On Tuesday, the We Shall Overcome Foundation, a nonprofit group that works with orphans and the poor, sued the music publishers who control “We Shall Overcome,” seeking a declaratory judgment that the song is not under copyright and is in the public domain.

The case, which was filed at U.S. District Court in Manhattan, also asks for the return of an unspecified amount of licensing fees that the publishers, the Richmond Organization and Ludlow Music, have collected.

According to the lawsuit, “We Shall Overcome” is an adaptation of a spiritual called “We Will Overcome,” which was first mentioned in print in 1909 in The United Mine Workers Journal. By midcentury it was firmly established as a protest hymn, and its role as an anthem of the civil-rights movement led the Library of Congress to declare it “the most powerful song of the 20th century.”

Pete Seeger, who was associated with the song for decades, published a version of “We Will Overcome” in 1948, in a periodical called People’s Songs, and said it was unknown exactly how “Will” became “Shall” in the song’s title. (“It could have been me with my Harvard education,” Seeger wrote.)
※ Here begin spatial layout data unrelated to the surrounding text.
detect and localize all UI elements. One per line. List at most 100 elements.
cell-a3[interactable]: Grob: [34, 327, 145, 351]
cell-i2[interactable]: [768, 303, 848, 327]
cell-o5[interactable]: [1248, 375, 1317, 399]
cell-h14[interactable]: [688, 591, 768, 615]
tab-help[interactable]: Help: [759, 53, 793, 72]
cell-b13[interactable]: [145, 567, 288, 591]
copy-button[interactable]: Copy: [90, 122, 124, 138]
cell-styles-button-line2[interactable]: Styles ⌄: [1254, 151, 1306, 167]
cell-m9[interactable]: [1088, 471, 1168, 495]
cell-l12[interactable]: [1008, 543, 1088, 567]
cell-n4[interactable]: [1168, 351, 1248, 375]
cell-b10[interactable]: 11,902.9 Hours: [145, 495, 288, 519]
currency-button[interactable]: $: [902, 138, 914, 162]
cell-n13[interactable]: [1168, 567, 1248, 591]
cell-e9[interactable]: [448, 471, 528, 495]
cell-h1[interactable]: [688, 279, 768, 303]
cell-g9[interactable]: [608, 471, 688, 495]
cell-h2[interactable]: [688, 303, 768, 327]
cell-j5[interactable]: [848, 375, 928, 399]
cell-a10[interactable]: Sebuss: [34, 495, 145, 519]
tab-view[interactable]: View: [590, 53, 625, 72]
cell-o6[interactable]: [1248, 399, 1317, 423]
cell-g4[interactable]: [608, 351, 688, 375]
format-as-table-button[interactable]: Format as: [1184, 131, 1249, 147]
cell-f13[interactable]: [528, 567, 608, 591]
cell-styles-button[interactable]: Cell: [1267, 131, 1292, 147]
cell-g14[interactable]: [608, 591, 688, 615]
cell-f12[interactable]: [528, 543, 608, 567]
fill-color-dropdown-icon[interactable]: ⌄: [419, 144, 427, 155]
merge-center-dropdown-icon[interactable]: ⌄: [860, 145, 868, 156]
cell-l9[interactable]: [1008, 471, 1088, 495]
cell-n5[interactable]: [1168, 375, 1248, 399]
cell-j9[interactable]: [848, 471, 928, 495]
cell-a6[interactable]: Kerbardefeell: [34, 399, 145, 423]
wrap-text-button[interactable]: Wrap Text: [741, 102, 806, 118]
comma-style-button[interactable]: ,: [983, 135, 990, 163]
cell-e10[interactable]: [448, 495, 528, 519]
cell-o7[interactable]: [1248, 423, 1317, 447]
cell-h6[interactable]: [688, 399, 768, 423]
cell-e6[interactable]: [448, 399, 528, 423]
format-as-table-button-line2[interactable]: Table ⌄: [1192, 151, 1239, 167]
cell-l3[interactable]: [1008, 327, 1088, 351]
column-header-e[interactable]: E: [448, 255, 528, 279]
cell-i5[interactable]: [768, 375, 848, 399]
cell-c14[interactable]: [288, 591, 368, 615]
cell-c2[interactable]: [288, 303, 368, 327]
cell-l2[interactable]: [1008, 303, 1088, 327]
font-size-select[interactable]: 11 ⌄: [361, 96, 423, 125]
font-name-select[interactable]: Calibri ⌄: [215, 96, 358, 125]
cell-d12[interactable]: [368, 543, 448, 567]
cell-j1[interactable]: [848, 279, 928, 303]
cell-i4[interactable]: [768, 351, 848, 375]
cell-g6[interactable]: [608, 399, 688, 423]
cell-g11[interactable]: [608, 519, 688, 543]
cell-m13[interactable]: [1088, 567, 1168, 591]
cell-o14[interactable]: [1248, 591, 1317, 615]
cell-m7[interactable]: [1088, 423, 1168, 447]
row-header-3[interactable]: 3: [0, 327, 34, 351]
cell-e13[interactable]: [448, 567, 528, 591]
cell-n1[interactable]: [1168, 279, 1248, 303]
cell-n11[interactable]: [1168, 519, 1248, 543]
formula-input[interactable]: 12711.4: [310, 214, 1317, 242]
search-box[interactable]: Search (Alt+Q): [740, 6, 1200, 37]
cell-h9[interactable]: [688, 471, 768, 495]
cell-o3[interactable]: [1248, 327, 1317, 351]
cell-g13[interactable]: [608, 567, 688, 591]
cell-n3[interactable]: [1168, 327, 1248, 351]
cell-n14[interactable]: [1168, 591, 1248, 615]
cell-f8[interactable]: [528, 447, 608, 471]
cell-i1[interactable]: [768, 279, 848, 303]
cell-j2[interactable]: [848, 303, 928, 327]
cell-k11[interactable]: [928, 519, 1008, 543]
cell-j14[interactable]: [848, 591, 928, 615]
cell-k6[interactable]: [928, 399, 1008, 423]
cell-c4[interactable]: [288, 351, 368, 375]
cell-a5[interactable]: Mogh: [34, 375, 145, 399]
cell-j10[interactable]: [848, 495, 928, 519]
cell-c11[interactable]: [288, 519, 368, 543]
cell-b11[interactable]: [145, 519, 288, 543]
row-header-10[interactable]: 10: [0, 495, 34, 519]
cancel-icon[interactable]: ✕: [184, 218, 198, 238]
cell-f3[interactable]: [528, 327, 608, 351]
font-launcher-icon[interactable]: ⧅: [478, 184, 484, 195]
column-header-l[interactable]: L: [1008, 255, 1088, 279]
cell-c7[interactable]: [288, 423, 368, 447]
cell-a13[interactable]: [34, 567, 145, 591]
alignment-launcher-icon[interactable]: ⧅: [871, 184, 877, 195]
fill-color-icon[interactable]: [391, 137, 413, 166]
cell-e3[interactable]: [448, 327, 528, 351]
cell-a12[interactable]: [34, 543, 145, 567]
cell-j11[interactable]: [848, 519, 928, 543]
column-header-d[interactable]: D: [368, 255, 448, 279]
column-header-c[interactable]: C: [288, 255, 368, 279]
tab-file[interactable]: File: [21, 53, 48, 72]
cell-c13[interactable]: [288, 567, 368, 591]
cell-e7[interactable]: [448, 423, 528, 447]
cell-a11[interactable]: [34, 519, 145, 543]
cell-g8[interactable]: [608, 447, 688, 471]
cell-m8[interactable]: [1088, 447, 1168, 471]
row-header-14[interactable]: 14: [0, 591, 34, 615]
Ludlow, the publisher, filed a copyright registration for “We Shall Overcome” in 1960, but the lawsuit claims that this registration covers only an arrangement of the song and some verses. The lawsuit cites a study by a musicologist stating this version of the song is essentially the same as the one published in 1948, whose copyright — if it was ever valid — would have expired in 1976.

The lawsuit began with an effort to license the song for a film. According to the lawsuit, the We Shall Overcome Foundation contacted the publishers several times for permission to use “We Shall Overcome” in a planned documentary about the song but was rejected.